Thank you for the house that has become a home.
Thank you for the food--the glorious food that has sustained us.
Thank you for the gift cards to all our favorite and most practical stores.
Thank you for the heartfelt cards and emails.
Thank you for the acts of service in so many behind-the-scenes ways that I don't even know them all.
Thank you for the prayers that storm heaven's door at all hours of the day and night.
Thank you for your love. It has covered us so.

As we walked the long, white hallways back to Ava's hospital room after our pass ended, we talked about gratitude. Sometimes I wonder if it is okay to teach her things even with the future so shaded with gray. Does it really matter that she learns life lessons? I struggle with what to do with our time together. Do we live like she will die or do we live like she will live?

I'm beginning to see that the timeline isn't as important as the journey. And our destination is Christ. So, what we do with what we have really matters. In our case, we don't know how many minutes, or days, or months, or years. But I know that when we train ourselves to thank God for every little thing, even when our hearts have the most venomous words ready to spew at Him, there is something that the heart does. It melts. It matters that I teach her that thankfulness is necessary for survival.

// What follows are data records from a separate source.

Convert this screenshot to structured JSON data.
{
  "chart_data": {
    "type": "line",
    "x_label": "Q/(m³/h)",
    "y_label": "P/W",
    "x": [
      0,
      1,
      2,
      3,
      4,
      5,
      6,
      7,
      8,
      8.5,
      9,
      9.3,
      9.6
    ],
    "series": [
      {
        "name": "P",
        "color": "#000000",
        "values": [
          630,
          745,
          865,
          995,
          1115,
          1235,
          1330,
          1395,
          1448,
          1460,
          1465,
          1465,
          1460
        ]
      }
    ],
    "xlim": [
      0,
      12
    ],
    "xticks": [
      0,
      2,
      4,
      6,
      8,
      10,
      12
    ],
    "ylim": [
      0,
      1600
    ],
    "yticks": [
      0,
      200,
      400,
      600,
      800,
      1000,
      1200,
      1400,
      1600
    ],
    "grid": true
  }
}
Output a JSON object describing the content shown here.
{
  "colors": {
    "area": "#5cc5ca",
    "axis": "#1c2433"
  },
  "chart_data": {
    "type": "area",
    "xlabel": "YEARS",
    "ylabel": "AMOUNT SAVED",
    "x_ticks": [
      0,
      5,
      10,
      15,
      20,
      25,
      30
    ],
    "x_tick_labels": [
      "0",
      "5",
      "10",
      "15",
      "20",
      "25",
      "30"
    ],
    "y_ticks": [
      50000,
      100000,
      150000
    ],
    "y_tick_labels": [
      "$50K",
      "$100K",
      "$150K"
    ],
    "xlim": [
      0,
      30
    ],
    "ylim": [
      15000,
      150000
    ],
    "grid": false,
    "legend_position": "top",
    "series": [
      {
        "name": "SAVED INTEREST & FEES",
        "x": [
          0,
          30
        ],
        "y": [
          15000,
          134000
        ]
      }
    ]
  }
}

The nurse walks in with the lab reports and tells me that there are blasts in the blood again. My blood freezes, and I think everything is going to hell. I want to jump out the window and die so that I can have some face-to-face complaining time before God. (Kidding...but only slightly). But then I get a text from a friend who tells me she is praying, and I open an email with a Starbucks gift card and the message, "We don't know you, but we love you." Then my mom sends a warm plate of food to the hospital, made with love, from the many nameless people serving us right now...

My heart is so mad. My heart is so thankful. It is okay to be both and I will teach Ava this because she will need to know it for the days ahead.

I have been trying to keep up with it all but really can't even begin to thank everyone for the love and service you have shown our family. Thank you to everyone for doing the hard work so that we can see how thankful we ought to be.

*The doctor said that the blasts are not too worrisome right now. Her marrow was so full of disease that maybe it spit a few cells out in the blood. We will check labs again tonight. Please pray with us for zero blasts in her blood, her marrow, her skin, her CNS, and the other sites in her body. We know it's a long shot, but we also know who stands in our corner.